How Street Gangs Have Replaced Cops in Rio

Gardênia Azul, a flatland slum in the scruffy west end of Rio de Janeiro, isn't much to look at. But don't tell that to Juliana. She moved there from Cidade de Deus (City of God), the bullet-riddled shantytown featured in the eponymous drugs-and-thugs film of 2002 that rattled polite Brazilians and earned Latin America's fairest address lasting notoriety. At least in Gardênia there were no teenagers with Kalashnikovs or vendors hawking cocaine in the street. To Juliana, a manicurist with a four-year-old son, those things matter. "We can walk the streets any time of day or night," she says. "I feel safe."

In Gardênia Azul safety is relative, and comes at a price. It's the six percent markup that residents pay on a bottled gas for cooking or the steep rents the slumlords charge. Or the fact that Juliana prefers not to use her real name when talking to a reporter.
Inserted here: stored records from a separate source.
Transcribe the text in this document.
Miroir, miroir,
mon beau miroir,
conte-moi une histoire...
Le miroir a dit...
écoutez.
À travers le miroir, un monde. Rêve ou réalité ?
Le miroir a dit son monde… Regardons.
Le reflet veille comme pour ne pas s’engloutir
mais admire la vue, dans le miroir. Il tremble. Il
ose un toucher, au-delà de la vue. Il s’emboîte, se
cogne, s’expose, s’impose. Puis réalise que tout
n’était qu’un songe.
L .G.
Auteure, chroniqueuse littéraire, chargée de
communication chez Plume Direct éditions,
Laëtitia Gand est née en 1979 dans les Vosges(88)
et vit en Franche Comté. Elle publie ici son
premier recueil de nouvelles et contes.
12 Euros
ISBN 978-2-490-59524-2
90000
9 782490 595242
The reason for her reticence is "the militia", a self-designated neighborhood police force that runs the favela with an iron heel and a hand in everyone's pocket, taking a cut of all local business and services. No one is fond of the militia, which is often the corrupt twin of legitimate law enforcement with rogue cops acting as judge, jury and occasionally executioner. (Juliana won't soon forget her neighbor's 16-year-old, who was shot dead for smoking marijuana, his body dumped in the main square.) But to millions of people trying to get by in some of the meanest streets in the hemisphere, life involves hedging your bets by grabbing at whatever safety net you can. Cariocas, as city natives are called, light one candle to Cristo Redentor, the Art Deco Christ watching over Rio from the mountains, and another to the caveirão, the armored car police use to raid the outlaw favelas. And since neither authority has been up to the task, now the Cariocas are turning to the market.

Lately the market is booming. Blackwater gets all the press for its controversial work providing private security in Iraq, but more and more cities around the world have surrendered crime fighting and prevention into private hands. Analysts estimate that policing is a $100 billion to $200 billion global business and a growth industry in the developing world. In Russia, private cops outnumber regular ones by 10 to 1.  So ubiquitous are they in South Africa, militias are even tasked with guarding regular police stations. Private security generates an estimated million jobs a year in India. Even Uganda has 20,000 private police on the streets, as many as Iraq had in 2006, at the height of the war.

Driving the trend is a complex demographic upheaval of rising prosperity in the emerging nations, a widening gap between rich and poor, burgeoning slums, and the utter incapacity of official enforcers to keep pace with outlaws. In the world's more orderly cities, where there are shopping malls to keep safe, upstanding companies like Pinkerton or the U.K. based G4S deploy trained and uniformed guards and work closely with official law enforcers.  The reality is far different in the poorest countries, where the superrich are tailed by heavies in black suits and earpieces while the poor are left to fend for themselves. The contrast is especially stark in Rio, where some 800 shantytowns crowd the glistening skyline or fester around shuttered factories. For decades, drug traffickers held a monopoly in these asphalt no-man's lands. Now the militias have staked their claim.

Worse, Rio's militias are not just tolerated but exploited by crooked officials, who parlay their official status into a lucrative franchise. Many militias are composed of off duty cops, cashiered prison guards, firefighters, and even condemned criminals who take orders from senior police and elected officials. A recent probe by Rio lawmakers named eight elected officials and 67 police as ringleaders in 171 favelas. Don't bother asking for badge numbers. "You've heard of the gangs of New York. Now we have the gangs of Rio," says Claudio Ferraz, who heads Rio's organized-crime fighting united, DRACO.

These official godfathers are what makes militias far more treacherous than drug traffickers, says José Mariano Beltrame, Rio's secretary of public safety. "We are seeing the criminalization of politics and the politicization of crime," he says. And yet Beltrame says before he took office in 2007 no one even bothered to investigate the militias. Why the blind spot? "Interests," he shakes his head, signaling he can say no more. A probe by the Rio daily O Dia found that militia bosses have parlayed their lock on the favelas—where they run public transportation, skim off utility payments, control home sales and rentals, and peddle pirate cable-TV subscriptions—into personal fortunes, including yachts, mansions, and country estates.

The good news is the official indulgence may be ending. A former chief of police is now behind bars, for allegedly commanding militias. And after raiding militia strongholds and arresting more than 60 alleged ringleaders in Campo Grande, a major suburb west of Rio, the murder rate there plunged, a flicker of hope for the rest of the city. Still, busting rogue cops is only the beginning. Last month, a notorious militiaman known to all as Batman and serving time for attempted murder, walked out of a maximum-security prison in broad daylight.  "Criminals move in where the state is weak or absent," says state lawmaker Marcelo Freixo. He should know. The target of anonymous threats ever since he led the legislative probe into Rio's militias, Freixo never goes anywhere without the cloud of body guards he refers to as "my friends." In Rio, everyone hedges their bets.